Oh yes, this is a good point – you usually also want to add some negative examples if you're running textcat.batch-train. This should be easy to do, since you can just take a ll options that weren't selected.
This can't work, because the "answer" always needs to be one of "accept", "reject" or "ignore". But you can add logic that takes labels that you know are definitely wrong, and sets them to "answer": "reject".
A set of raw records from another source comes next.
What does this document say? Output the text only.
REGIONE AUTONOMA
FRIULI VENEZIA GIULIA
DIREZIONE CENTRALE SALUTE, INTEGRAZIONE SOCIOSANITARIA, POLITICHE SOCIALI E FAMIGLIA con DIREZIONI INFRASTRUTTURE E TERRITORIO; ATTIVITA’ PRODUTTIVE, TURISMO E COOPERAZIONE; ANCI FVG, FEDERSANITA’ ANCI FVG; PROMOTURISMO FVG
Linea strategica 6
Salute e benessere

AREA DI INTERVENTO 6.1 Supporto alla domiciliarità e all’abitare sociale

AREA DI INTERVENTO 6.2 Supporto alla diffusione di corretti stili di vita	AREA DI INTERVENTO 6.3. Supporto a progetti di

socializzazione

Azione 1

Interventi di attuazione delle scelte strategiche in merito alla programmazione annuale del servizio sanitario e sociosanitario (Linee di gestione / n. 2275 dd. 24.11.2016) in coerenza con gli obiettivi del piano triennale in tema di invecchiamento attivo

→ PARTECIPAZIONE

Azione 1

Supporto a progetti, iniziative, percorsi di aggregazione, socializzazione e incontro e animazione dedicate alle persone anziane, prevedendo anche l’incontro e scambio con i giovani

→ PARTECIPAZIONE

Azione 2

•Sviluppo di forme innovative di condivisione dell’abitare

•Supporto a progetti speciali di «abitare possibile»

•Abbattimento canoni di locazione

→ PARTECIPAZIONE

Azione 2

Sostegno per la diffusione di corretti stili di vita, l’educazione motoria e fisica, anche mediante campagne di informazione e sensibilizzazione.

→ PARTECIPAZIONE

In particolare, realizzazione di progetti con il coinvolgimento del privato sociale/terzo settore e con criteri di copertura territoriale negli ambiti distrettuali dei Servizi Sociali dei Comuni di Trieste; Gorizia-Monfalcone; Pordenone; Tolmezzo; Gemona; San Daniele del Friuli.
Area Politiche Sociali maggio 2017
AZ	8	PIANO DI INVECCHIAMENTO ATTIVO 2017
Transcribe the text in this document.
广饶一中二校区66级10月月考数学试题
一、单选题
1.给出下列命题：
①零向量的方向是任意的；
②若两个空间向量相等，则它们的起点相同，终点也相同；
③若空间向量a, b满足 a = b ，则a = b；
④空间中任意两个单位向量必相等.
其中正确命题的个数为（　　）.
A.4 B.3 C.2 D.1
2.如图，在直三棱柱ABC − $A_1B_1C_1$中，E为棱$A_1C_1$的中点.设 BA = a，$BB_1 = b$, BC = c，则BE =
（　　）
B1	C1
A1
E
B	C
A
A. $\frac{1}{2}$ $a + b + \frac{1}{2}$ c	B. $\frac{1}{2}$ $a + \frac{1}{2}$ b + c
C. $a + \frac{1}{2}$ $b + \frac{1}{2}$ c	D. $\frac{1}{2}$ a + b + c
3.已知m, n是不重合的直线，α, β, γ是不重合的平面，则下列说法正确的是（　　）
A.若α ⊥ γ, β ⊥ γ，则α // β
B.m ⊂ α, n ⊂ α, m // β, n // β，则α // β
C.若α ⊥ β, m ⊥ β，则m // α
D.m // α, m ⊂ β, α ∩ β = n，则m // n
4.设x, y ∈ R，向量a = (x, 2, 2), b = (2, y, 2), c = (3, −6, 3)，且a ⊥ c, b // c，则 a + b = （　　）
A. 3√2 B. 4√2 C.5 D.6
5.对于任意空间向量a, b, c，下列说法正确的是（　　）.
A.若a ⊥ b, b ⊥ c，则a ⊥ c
Also make sure to set the --label on the command line when you're training the model, so the labels are added correctly. For example: --label positive,negative,neutral.
Oh, I'm sorry, this was my mistake! I forgot that the textcat.batch-train command will now read the labels off your data automatically, so there's no need to specify the label.
What does your data look like? Do you have both accepted and rejected examples? What you describe here definitely indicates that the model has learned something like "everything is label X".
Thank you so much for the help! I had a user mistake on my end which was causing all of the predictions to be the same. Once fixed, the model ran successfully and is performing great. Thanks again for the wonderful customer support.